Cette dynamique s’inscrit dans un vaste mouvement européen : l’entrée en vigueur des règlements “Ecodesign” a servi de tremplin aux fabricants pour améliorer, à coups d’innovations (double combustion, optimisation des flux d’air, pilotage électronique), le rendement et la propreté de la flamme.
Pourquoi le bois séduit-il toujours ?
En France, près de 7,8 millions de ménages disposent déjà d’un foyer indépendant ou d’une chaudière biomasse. Dans un contexte de maîtrise du pouvoir d’achat et de recherche d’autonomie énergétique, la chaleur du bois – lorsque l’appareil est labellisé – offre un compromis séduisant : coût du combustible contenu, bilan CO₂ quasi neutre et confort rayonnant douillet .
Les nouvelles exigences 2025
Depuis le 1er janvier 2025, le référentiel technique impose aux constructeurs de communiquer des mesures à charge partielle. Concrètement, le poêle doit prouver qu’il reste performant lorsqu’il fonctionne à mi-puissance : c’est là que se nichent, dans l’usage réel, la majorité des émissions polluantes .
- Rendement saisonnier ≥ 75 % (bûches) / 87 % (granulés) ;
- Particules fines ≤ 40 mg/Nm³ ;
- Monoxyde de carbone ≤ 0,3 % ;
- NOx et COV limités, tolérance resserrée lors des contrôles inopinés ;
- Puissance annoncée : écart maximal ± 15 % lors des prélèvements en laboratoire.

Le label va plus loin que la directive européenne : il vérifie chaque année, par prélèvement aléatoire, qu’un échantillon représentatif reste conforme. En cas d’écart, le produit est rétrogradé ou exclu du catalogue .
Décoder l’étiquette Flamme Verte
Alors que l’affichage traditionnel « 7 étoiles » disparaîtra progressivement, une seule mention “Labellisé Flamme Verte” suffira bientôt à attester le niveau d’excellence. Pour le consommateur, la grille se lit comme suit :
| Critère | Seuil 2025 | Bénéfice concret |
|---|---|---|
| Rendement (ηs) | ≥ 75 % | Moins de bûches pour la même chaleur |
| Particules fines | ≤ 40 mg/Nm³ | Air intérieur et extérieur préservé |
| CO | ≤ 0,3 % | Sécurité accrue |
| Charge partielle | Test obligatoire | Performance réaliste au quotidien |
Aides publiques et leviers financiers
Un appareil labellisé ouvre droit aux subventions (MaPrimeRénov’, Fonds Air-Bois, TVA 5,5 %) et, souvent, à une classe A+++ sur l’étiquette énergie des distributeurs. Le label joue donc le rôle de sésame pour les propriétaires qui réhabilitent leur logement.
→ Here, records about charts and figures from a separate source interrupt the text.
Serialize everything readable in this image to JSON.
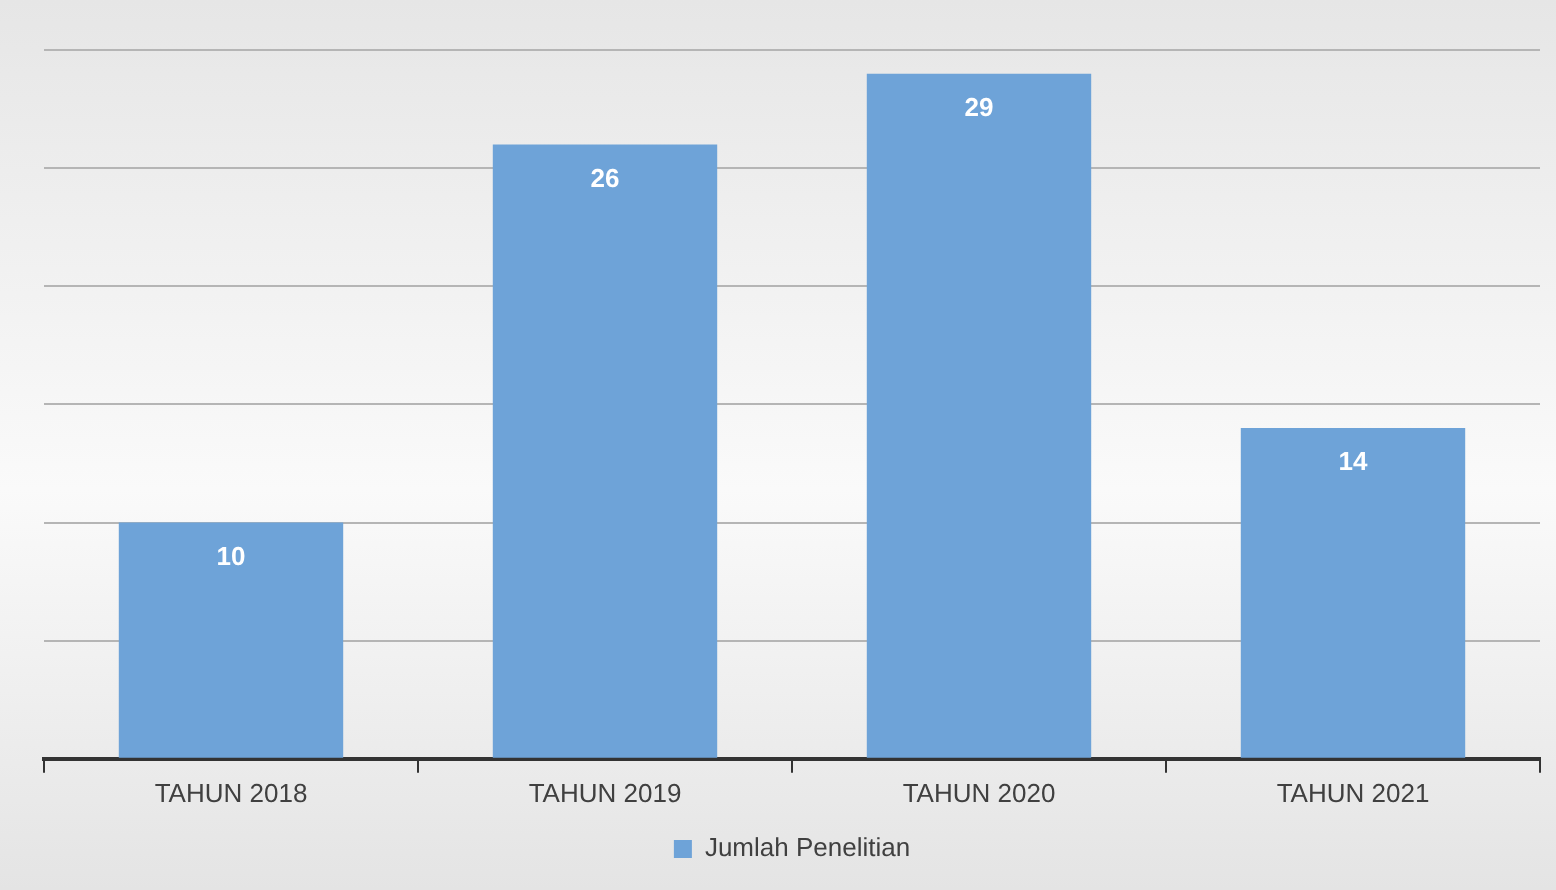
{
  "chart_data": {
    "type": "bar",
    "categories": [
      "TAHUN 2018",
      "TAHUN 2019",
      "TAHUN 2020",
      "TAHUN 2021"
    ],
    "series": [
      {
        "name": "Jumlah Penelitian",
        "color": "#6ea3d8",
        "values": [
          10,
          26,
          29,
          14
        ]
      }
    ],
    "ylim": [
      0,
      30
    ],
    "yticks": [
      {
        "value": 0,
        "label": null
      },
      {
        "value": 5,
        "label": null
      },
      {
        "value": 10,
        "label": null
      },
      {
        "value": 15,
        "label": null
      },
      {
        "value": 20,
        "label": null
      },
      {
        "value": 25,
        "label": null
      },
      {
        "value": 30,
        "label": null
      }
    ],
    "tick_labels": "x",
    "grid": "y",
    "legend": "bottom",
    "data_labels": true
  }
}
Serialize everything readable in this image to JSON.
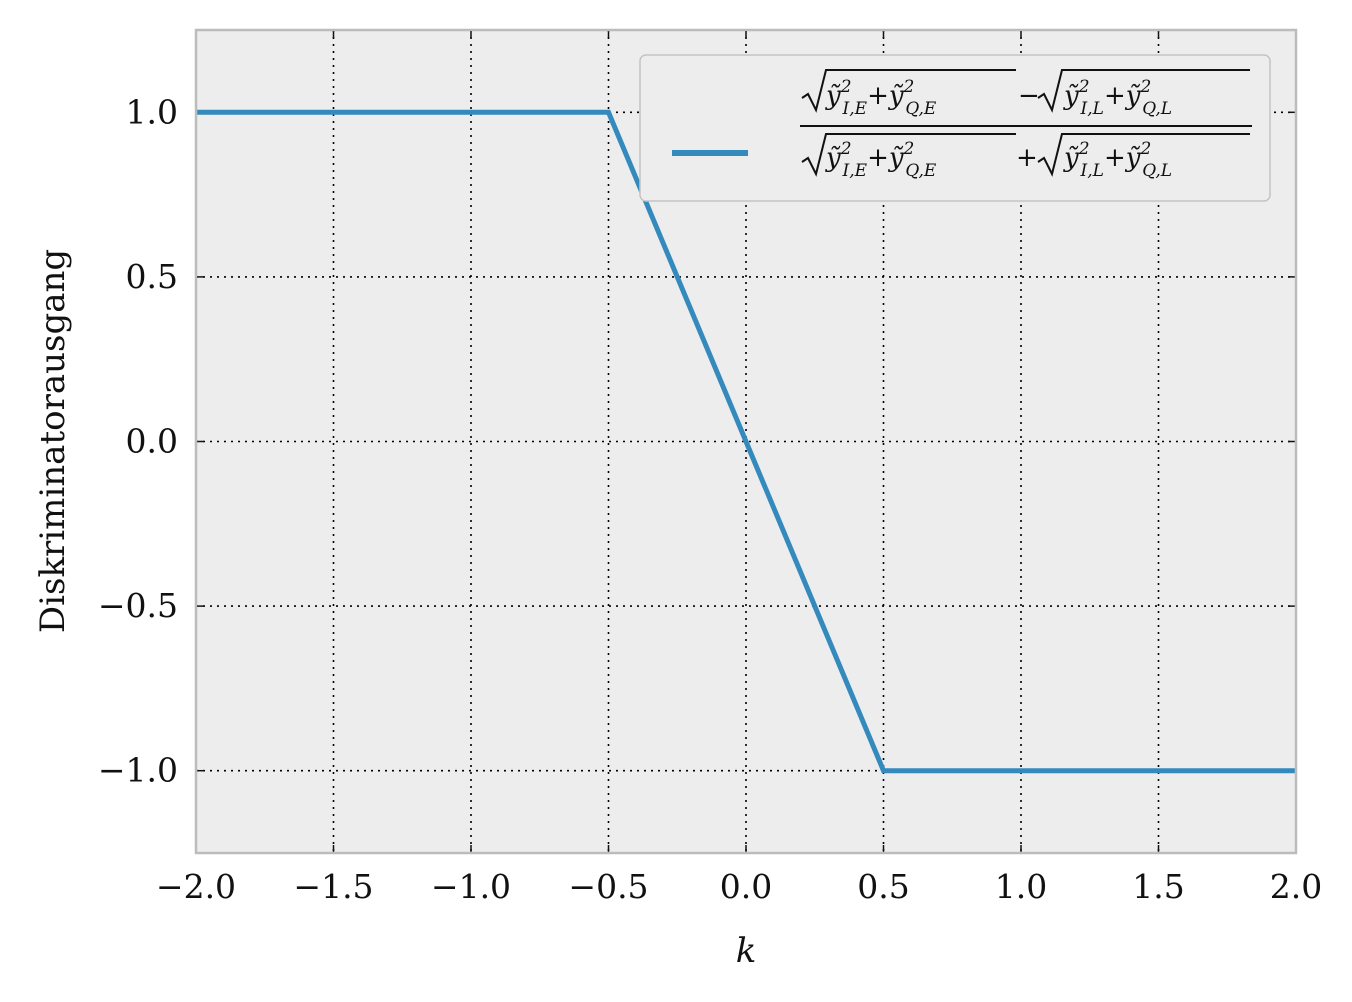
{
  "chart_data": {
    "type": "line",
    "title": "",
    "xlabel": "k",
    "ylabel": "Diskriminatorausgang",
    "xlim": [
      -2.0,
      2.0
    ],
    "ylim": [
      -1.25,
      1.25
    ],
    "xticks": [
      -2.0,
      -1.5,
      -1.0,
      -0.5,
      0.0,
      0.5,
      1.0,
      1.5,
      2.0
    ],
    "xtick_labels": [
      "−2.0",
      "−1.5",
      "−1.0",
      "−0.5",
      "0.0",
      "0.5",
      "1.0",
      "1.5",
      "2.0"
    ],
    "yticks": [
      -1.0,
      -0.5,
      0.0,
      0.5,
      1.0
    ],
    "ytick_labels": [
      "−1.0",
      "−0.5",
      "0.0",
      "0.5",
      "1.0"
    ],
    "grid": true,
    "legend_position": "top-right",
    "series": [
      {
        "name": "(√(ỹ²_{I,E}+ỹ²_{Q,E}) − √(ỹ²_{I,L}+ỹ²_{Q,L})) / (√(ỹ²_{I,E}+ỹ²_{Q,E}) + √(ỹ²_{I,L}+ỹ²_{Q,L}))",
        "color": "#348abd",
        "x": [
          -2.0,
          -0.5,
          0.5,
          2.0
        ],
        "y": [
          1.0,
          1.0,
          -1.0,
          -1.0
        ]
      }
    ]
  },
  "colors": {
    "plot_background": "#ededed",
    "frame": "#bcbcbc",
    "grid": "#000000",
    "line": "#348abd"
  }
}
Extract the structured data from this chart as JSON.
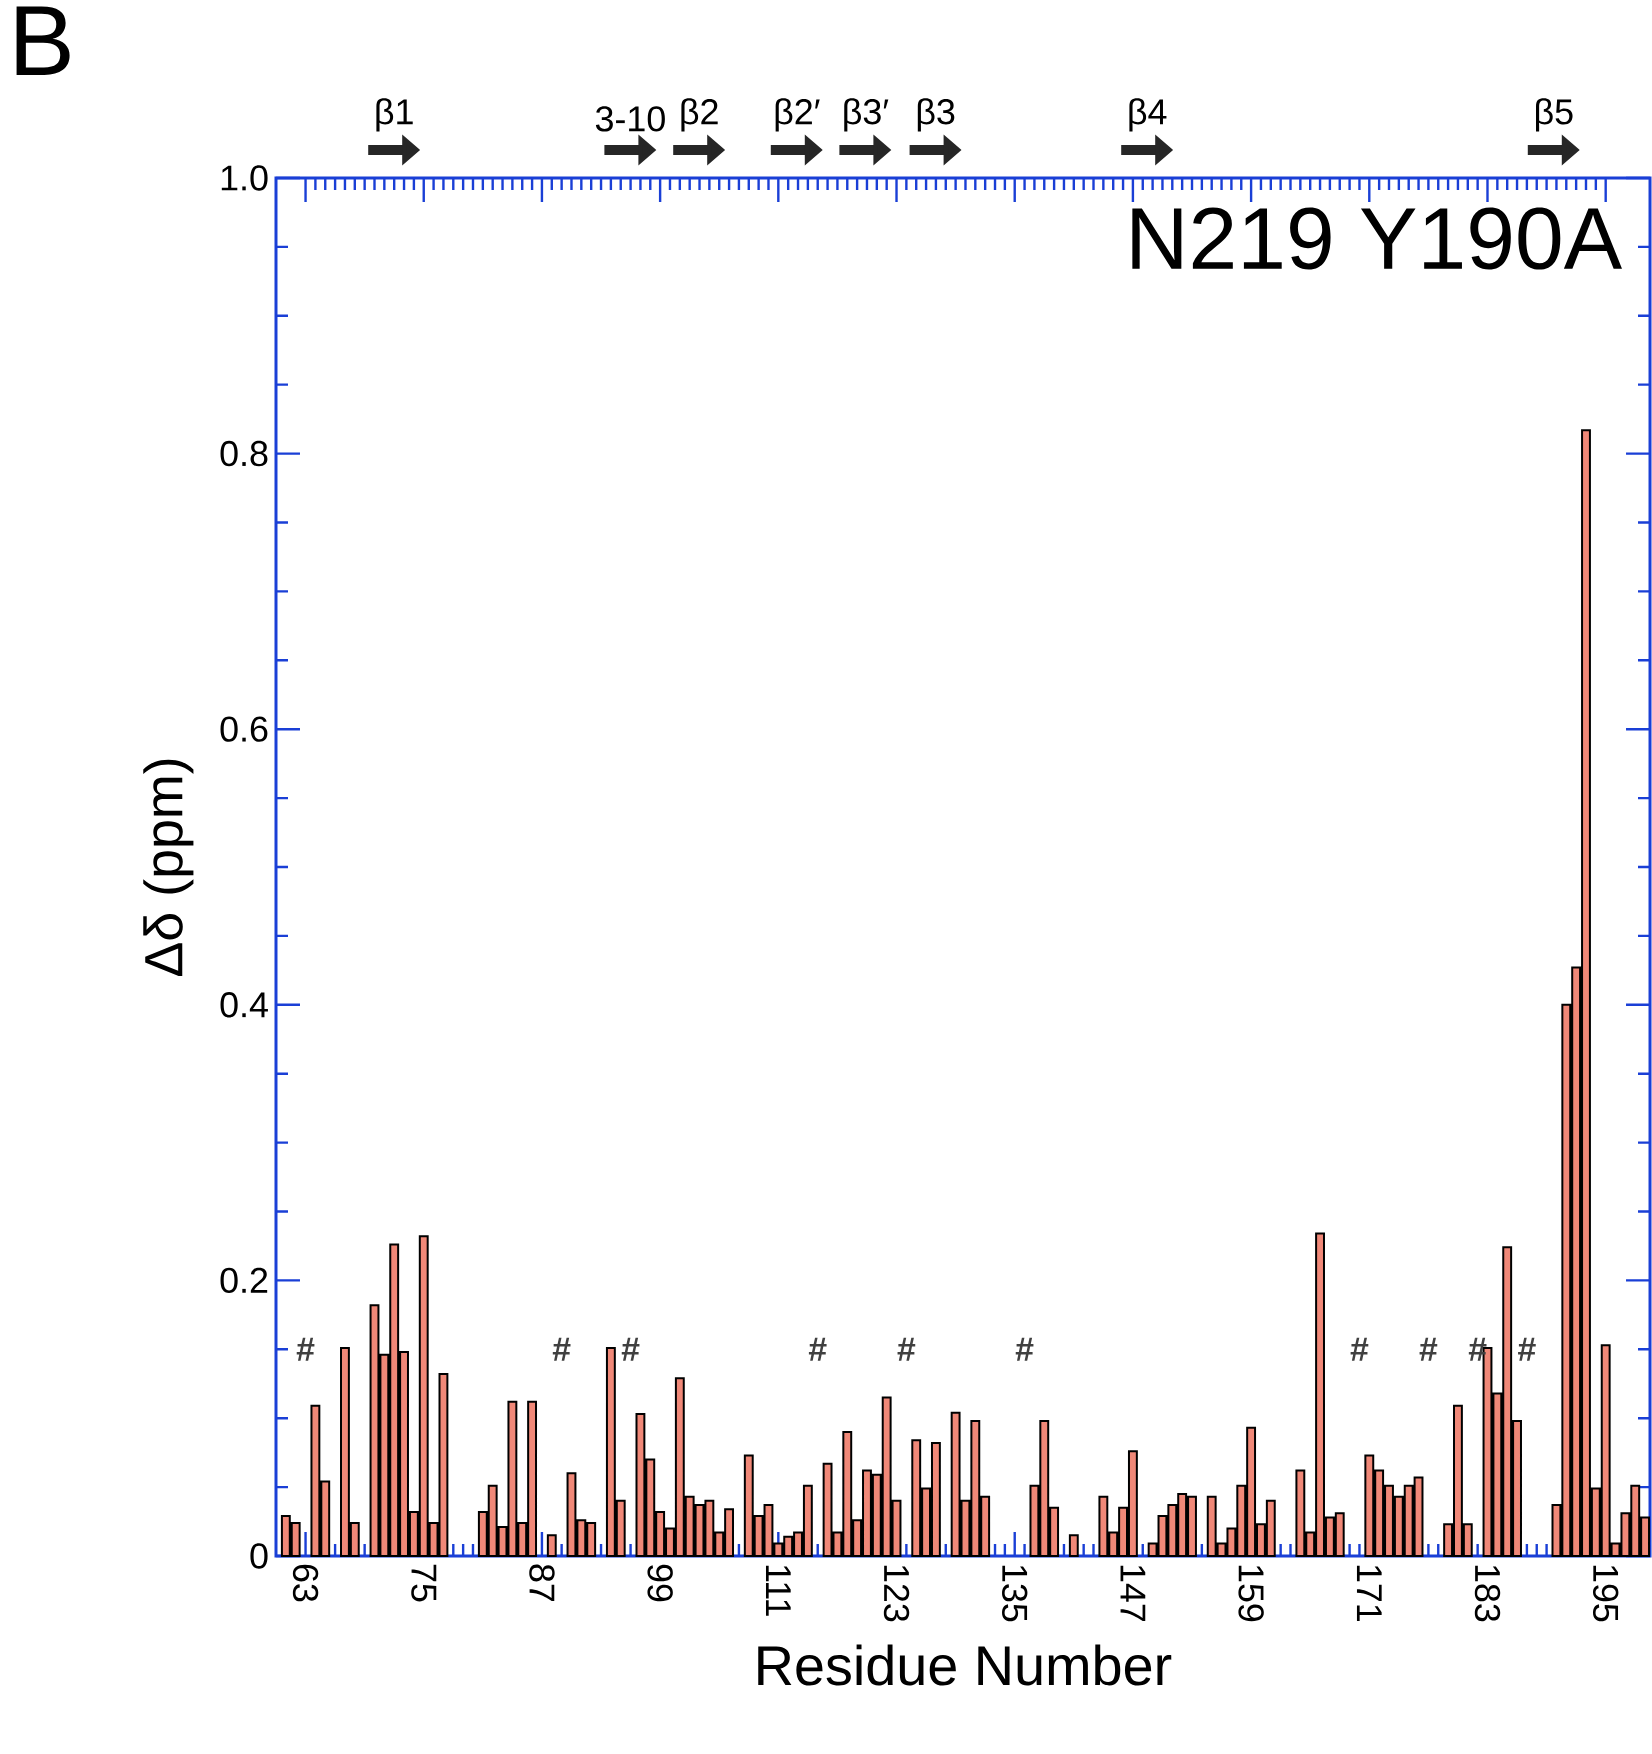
{
  "chart_data": {
    "type": "bar",
    "title": "N219 Y190A",
    "xlabel": "Residue Number",
    "ylabel": "Δδ (ppm)",
    "x": [
      61,
      62,
      63,
      64,
      65,
      67,
      68,
      70,
      71,
      72,
      73,
      74,
      75,
      76,
      77,
      81,
      82,
      83,
      84,
      85,
      86,
      88,
      89,
      90,
      91,
      92,
      94,
      95,
      96,
      97,
      98,
      99,
      100,
      101,
      102,
      103,
      104,
      105,
      106,
      108,
      109,
      110,
      111,
      112,
      113,
      114,
      115,
      116,
      117,
      118,
      119,
      120,
      121,
      122,
      123,
      124,
      125,
      126,
      127,
      129,
      130,
      131,
      132,
      136,
      137,
      138,
      139,
      141,
      144,
      145,
      146,
      147,
      149,
      150,
      151,
      152,
      153,
      155,
      156,
      157,
      158,
      159,
      160,
      161,
      164,
      165,
      166,
      167,
      168,
      170,
      171,
      172,
      173,
      174,
      175,
      176,
      177,
      179,
      180,
      181,
      182,
      183,
      184,
      185,
      186,
      187,
      190,
      191,
      192,
      193,
      194,
      195,
      196,
      197,
      198,
      199
    ],
    "values": [
      0.029,
      0.024,
      null,
      0.109,
      0.054,
      0.151,
      0.024,
      0.182,
      0.146,
      0.226,
      0.148,
      0.032,
      0.232,
      0.024,
      0.132,
      0.032,
      0.051,
      0.021,
      0.112,
      0.024,
      0.112,
      0.015,
      null,
      0.06,
      0.026,
      0.024,
      0.151,
      0.04,
      null,
      0.103,
      0.07,
      0.032,
      0.02,
      0.129,
      0.043,
      0.037,
      0.04,
      0.017,
      0.034,
      0.073,
      0.029,
      0.037,
      0.009,
      0.014,
      0.017,
      0.051,
      null,
      0.067,
      0.017,
      0.09,
      0.026,
      0.062,
      0.059,
      0.115,
      0.04,
      null,
      0.084,
      0.049,
      0.082,
      0.104,
      0.04,
      0.098,
      0.043,
      null,
      0.051,
      0.098,
      0.035,
      0.015,
      0.043,
      0.017,
      0.035,
      0.076,
      0.009,
      0.029,
      0.037,
      0.045,
      0.043,
      0.043,
      0.009,
      0.02,
      0.051,
      0.093,
      0.023,
      0.04,
      0.062,
      0.017,
      0.234,
      0.028,
      0.031,
      null,
      0.073,
      0.062,
      0.051,
      0.043,
      0.051,
      0.057,
      null,
      0.023,
      0.109,
      0.023,
      null,
      0.151,
      0.118,
      0.224,
      0.098,
      null,
      0.037,
      0.4,
      0.427,
      0.817,
      0.049,
      0.153,
      0.009,
      0.031,
      0.051,
      0.028
    ],
    "value_labels": [
      null,
      null,
      "#",
      null,
      null,
      null,
      null,
      null,
      null,
      null,
      null,
      null,
      null,
      null,
      null,
      null,
      null,
      null,
      null,
      null,
      null,
      null,
      "#",
      null,
      null,
      null,
      null,
      null,
      "#",
      null,
      null,
      null,
      null,
      null,
      null,
      null,
      null,
      null,
      null,
      null,
      null,
      null,
      null,
      null,
      null,
      null,
      "#",
      null,
      null,
      null,
      null,
      null,
      null,
      null,
      null,
      "#",
      null,
      null,
      null,
      null,
      null,
      null,
      null,
      "#",
      null,
      null,
      null,
      null,
      null,
      null,
      null,
      null,
      null,
      null,
      null,
      null,
      null,
      null,
      null,
      null,
      null,
      null,
      null,
      null,
      null,
      null,
      null,
      null,
      null,
      "#",
      null,
      null,
      null,
      null,
      null,
      null,
      "#",
      null,
      null,
      null,
      "#",
      null,
      null,
      null,
      null,
      "#",
      null,
      null,
      null,
      null,
      null,
      null,
      null,
      null,
      null,
      null
    ],
    "color": "#f08878",
    "xlim": [
      60,
      199.5
    ],
    "xticks": [
      63,
      75,
      87,
      99,
      111,
      123,
      135,
      147,
      159,
      171,
      183,
      195
    ],
    "ylim": [
      0,
      1
    ],
    "yticks": [
      0,
      0.2,
      0.4,
      0.6,
      0.8,
      {
        "value": 1,
        "label": "1.0"
      }
    ],
    "annotations": [
      "B",
      "β1",
      "3-10",
      "β2",
      "β2′",
      "β3′",
      "β3",
      "β4",
      "β5"
    ]
  }
}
Vers une “Flamme Verte” européenne ?
L’expérience française inspire déjà les pays voisins : Belgique, Suisse romande et Italie du Nord utilisent implicitement la grille “7 étoiles” pour leurs bonus régionaux. À moyen terme, Bruxelles travaille à un logo continental unifié ; le label, fort de son antériorité, pourrait servir d’ossature technique.
Conseils pour choisir et entretenir son appareil
• Privilégiez un diamètre de fumisterie adapté et une hauteur de conduit qui assure un tirage stable.
• Ramonez deux fois l’an (dont une en période de chauffe) : la perte de rendement d’un conduit encrassé peut dépasser 10 %.
• Sélectionnez un bois sec (≤20 % d’humidité) : chaque pour-cent d’eau évacuée représente de l’énergie gaspillée.
• Programmez une prise d’air extérieur : vous évitez la dépression dans la pièce et améliorez la combustion.